Le mendiant avait repris sa place au parvis Saint-Eustache, distribuant toujours son eau bénite d’une main et demandant l’aumône de l’autre, et nul ne se doutait que ces deux mains-là venaient d’aider à tirer de l’édifice social la pierre fondamentale de la royauté.

Louvières était fier et content, il s’était vengé du Mazarin, qu’il détestait, et avait fort contribué à faire sortir son père de prison ; son nom avait été répété avec terreur au Palais-Royal, et il disait en riant au conseiller réintégré dans sa famille :

— Croyez-vous, mon père, que si maintenant je demandais une compagnie à la reine, elle me la donnerait ?

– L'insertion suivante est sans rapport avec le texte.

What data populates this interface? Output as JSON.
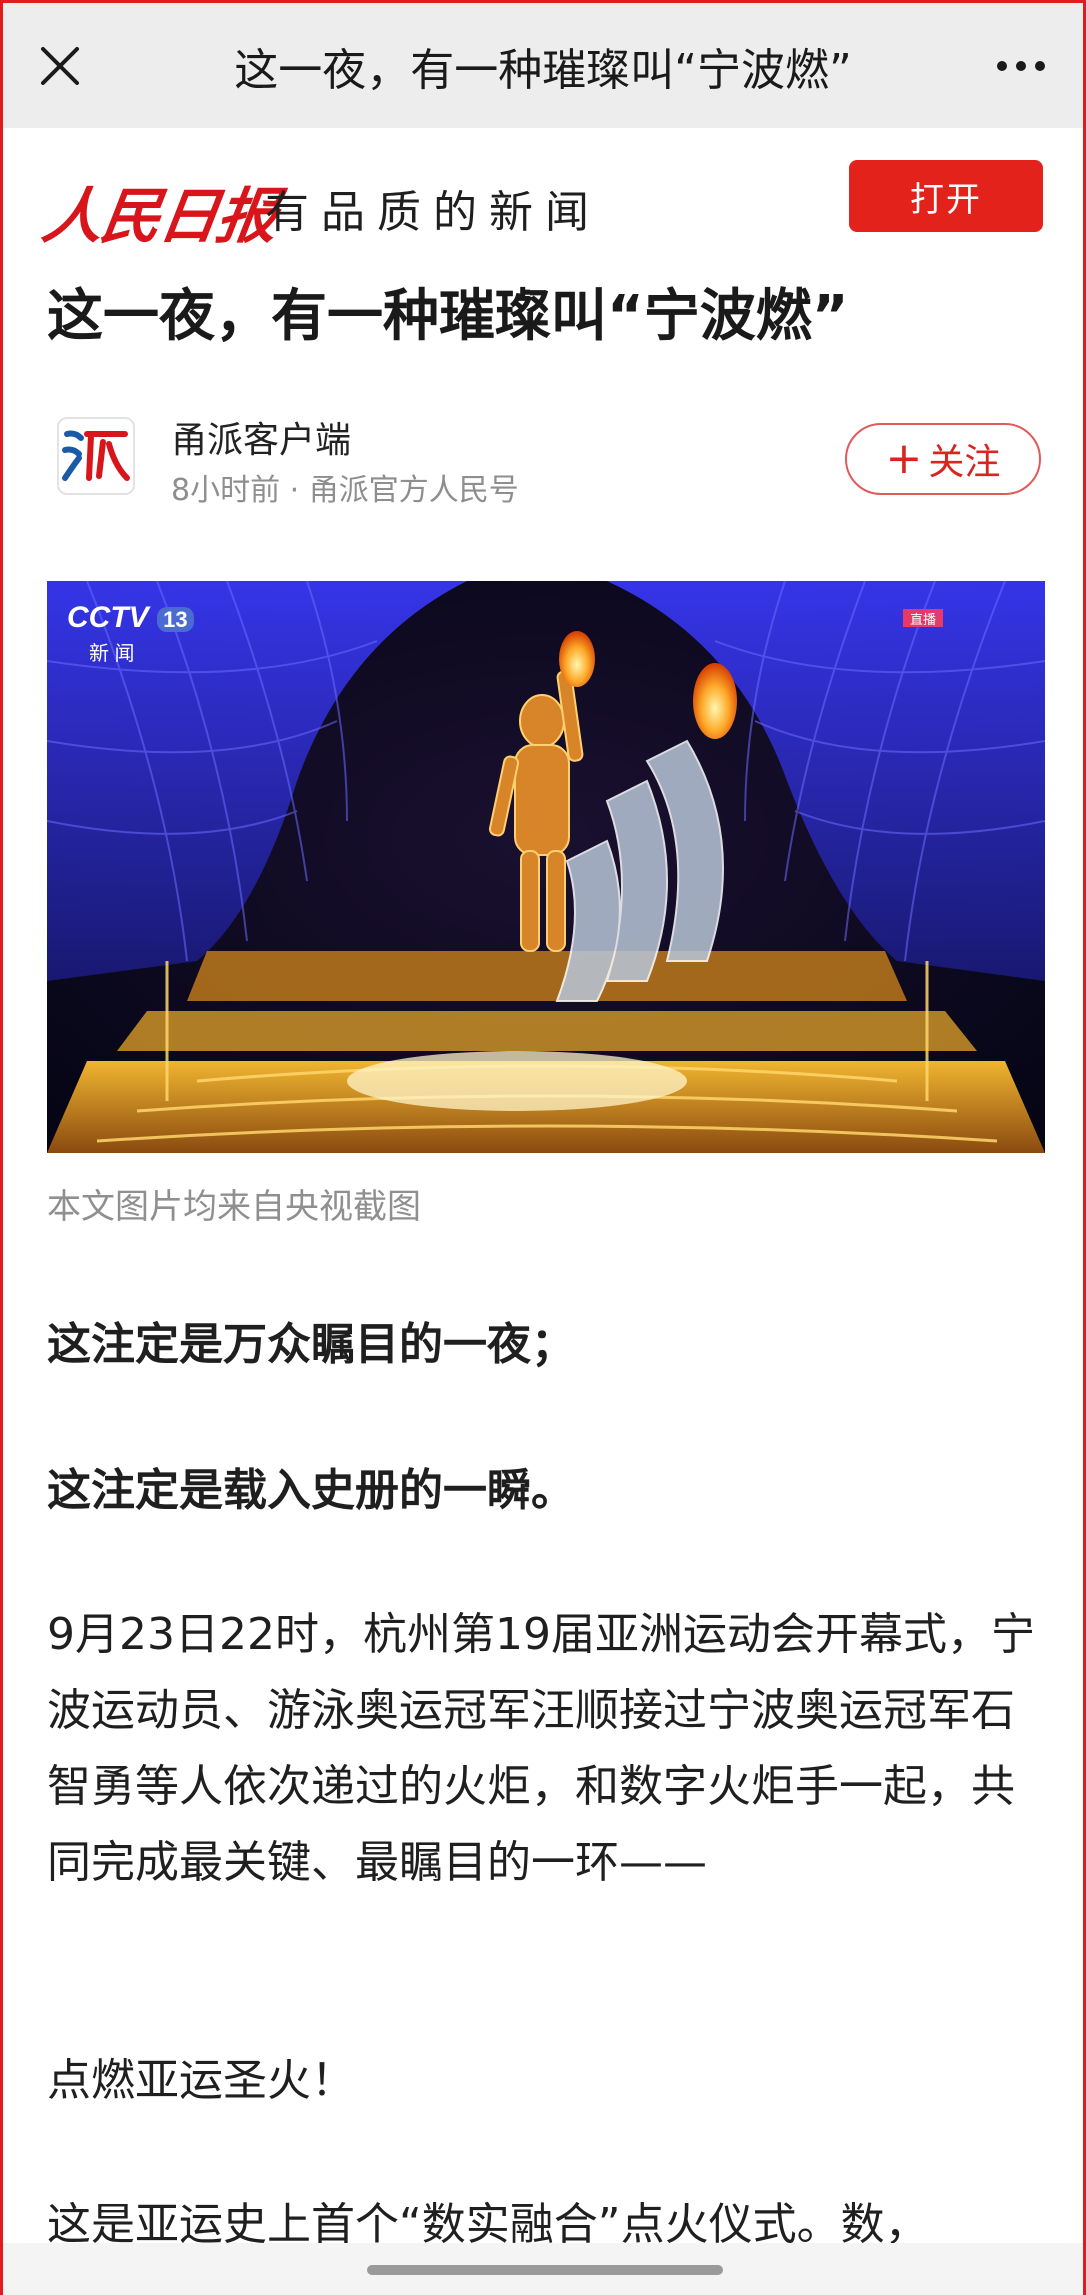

D’Artagnan avait profité du moment de calme pour renvoyer Raoul, qu’il avait eu grand’peine à retenir enfermé pendant l’émeute, et qui voulait absolument tirer l’épée, pour l’un ou l’autre parti. Raoul avait fait quelque difficulté d’abord, mais d’Artagnan avait parlé au nom du comte de la Fère. Raoul avait été faire une visite à Mme  de Chevreuse et était parti pour rejoindre l’armée.

Rochefort seul trouvait la chose assez mal terminée ; il avait écrit à M. le duc de Beaufort de venir ; le duc allait arriver et trouverait Paris tranquille. Il alla trouver le coadjuteur, pour lui demander s’il ne fallait pas donner avis au prince de s’arrêter en route ; mais Gondy y réfléchit un instant et dit :

— Laissez-le continuer son chemin.

— Mais ce n’est donc pas fini ? demanda Rochefort.

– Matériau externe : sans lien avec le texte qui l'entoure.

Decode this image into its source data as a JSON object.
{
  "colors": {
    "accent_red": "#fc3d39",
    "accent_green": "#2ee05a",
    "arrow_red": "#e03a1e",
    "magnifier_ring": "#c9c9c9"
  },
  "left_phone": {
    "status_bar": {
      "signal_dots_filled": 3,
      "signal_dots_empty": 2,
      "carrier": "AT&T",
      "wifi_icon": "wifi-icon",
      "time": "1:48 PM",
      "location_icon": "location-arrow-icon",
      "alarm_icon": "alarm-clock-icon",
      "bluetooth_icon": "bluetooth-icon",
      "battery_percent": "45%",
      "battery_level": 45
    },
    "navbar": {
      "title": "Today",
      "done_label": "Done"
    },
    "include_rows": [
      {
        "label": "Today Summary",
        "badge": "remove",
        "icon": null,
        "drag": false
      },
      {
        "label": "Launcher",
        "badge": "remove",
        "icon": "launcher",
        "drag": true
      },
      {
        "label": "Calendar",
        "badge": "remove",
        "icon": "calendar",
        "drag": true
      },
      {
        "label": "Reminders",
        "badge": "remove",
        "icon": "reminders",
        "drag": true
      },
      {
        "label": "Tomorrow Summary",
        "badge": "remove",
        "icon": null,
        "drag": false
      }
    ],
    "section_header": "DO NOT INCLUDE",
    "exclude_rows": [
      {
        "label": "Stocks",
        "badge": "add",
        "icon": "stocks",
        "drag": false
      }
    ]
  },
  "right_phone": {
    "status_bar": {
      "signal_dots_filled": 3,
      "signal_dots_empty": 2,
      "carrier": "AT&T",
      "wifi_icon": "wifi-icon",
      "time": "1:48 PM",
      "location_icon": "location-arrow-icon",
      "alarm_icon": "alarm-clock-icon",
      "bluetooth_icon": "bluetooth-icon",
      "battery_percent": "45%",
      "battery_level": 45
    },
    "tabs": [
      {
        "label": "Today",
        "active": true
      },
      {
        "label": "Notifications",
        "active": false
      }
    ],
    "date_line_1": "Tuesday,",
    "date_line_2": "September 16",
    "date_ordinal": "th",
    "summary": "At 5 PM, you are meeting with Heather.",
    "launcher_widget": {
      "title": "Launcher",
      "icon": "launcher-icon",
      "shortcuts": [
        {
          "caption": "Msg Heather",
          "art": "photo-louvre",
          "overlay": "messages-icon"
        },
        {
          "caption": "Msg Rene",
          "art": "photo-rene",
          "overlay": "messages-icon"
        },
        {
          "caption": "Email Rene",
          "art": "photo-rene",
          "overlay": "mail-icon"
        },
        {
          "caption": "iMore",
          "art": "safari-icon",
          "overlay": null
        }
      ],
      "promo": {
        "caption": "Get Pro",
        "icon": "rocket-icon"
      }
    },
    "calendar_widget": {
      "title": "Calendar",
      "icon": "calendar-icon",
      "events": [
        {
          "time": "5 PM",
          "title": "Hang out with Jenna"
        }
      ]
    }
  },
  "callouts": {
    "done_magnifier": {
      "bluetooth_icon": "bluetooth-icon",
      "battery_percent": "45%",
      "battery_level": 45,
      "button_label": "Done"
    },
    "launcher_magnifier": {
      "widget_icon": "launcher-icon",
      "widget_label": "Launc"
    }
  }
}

— Non ! mon cher comte, nous ne sommes encore qu’au commencement.

— Qui vous fait croire cela ?

— La connaissance que j’ai du cœur de la reine : elle ne voudra pas demeurer battue.

— Prépare-t-elle donc quelque chose ?

— Je l’espère.

— Que savez-vous, voyons ?

— Je sais qu’elle a écrit à M. le Prince de revenir de l’armée en toute hâte.

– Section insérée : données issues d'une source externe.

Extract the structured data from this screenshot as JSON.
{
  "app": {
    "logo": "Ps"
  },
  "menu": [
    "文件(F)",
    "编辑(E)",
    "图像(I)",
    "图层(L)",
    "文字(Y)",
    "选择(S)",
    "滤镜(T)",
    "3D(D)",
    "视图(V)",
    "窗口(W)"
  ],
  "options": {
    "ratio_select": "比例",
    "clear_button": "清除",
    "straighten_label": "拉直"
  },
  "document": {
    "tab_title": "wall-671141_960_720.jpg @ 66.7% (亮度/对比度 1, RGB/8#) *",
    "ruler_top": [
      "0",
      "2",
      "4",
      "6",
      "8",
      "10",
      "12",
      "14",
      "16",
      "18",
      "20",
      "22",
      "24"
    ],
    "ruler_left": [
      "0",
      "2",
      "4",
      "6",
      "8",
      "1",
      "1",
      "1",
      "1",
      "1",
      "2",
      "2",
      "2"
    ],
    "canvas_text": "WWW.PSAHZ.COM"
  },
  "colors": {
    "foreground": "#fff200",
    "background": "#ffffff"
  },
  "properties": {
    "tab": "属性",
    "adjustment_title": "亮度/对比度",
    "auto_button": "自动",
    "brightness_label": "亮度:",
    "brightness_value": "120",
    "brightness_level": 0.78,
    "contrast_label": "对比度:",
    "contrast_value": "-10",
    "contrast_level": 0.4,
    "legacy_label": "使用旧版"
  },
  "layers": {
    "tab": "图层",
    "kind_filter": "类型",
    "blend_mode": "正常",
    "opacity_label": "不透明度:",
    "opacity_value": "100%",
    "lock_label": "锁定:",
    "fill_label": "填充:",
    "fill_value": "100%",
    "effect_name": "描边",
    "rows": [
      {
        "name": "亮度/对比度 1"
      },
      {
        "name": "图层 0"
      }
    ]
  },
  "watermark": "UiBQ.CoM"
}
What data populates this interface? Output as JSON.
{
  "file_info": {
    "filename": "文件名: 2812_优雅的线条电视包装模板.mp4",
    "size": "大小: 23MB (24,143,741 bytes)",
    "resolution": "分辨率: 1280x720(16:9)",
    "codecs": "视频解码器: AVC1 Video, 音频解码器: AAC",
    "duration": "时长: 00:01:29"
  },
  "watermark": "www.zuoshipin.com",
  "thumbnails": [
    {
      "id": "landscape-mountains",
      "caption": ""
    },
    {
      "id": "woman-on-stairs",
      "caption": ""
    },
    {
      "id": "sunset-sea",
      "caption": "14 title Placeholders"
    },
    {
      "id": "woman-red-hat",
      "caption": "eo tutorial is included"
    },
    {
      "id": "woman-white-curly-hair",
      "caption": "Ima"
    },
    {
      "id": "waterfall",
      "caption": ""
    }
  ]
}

— Ah ! ah ! dit Rochefort, vous avez raison, il faut laisser venir M. de Beaufort.

Le soir même de cette conversation, le bruit se répandit que M. le Prince était arrivé. C’était une nouvelle bien simple et bien naturelle, et cependant elle eut un immense retentissement ; des indiscrétions, disait-on, avaient été commises par Mme  de Longueville, à qui M. le Prince, qu’on accusait d’avoir pour sa sœur une tendresse qui dépassait les bornes de l’amitié fraternelle, avait fait des confidences. Ces confidences dévoilaient de sinistres projets de la part de la reine.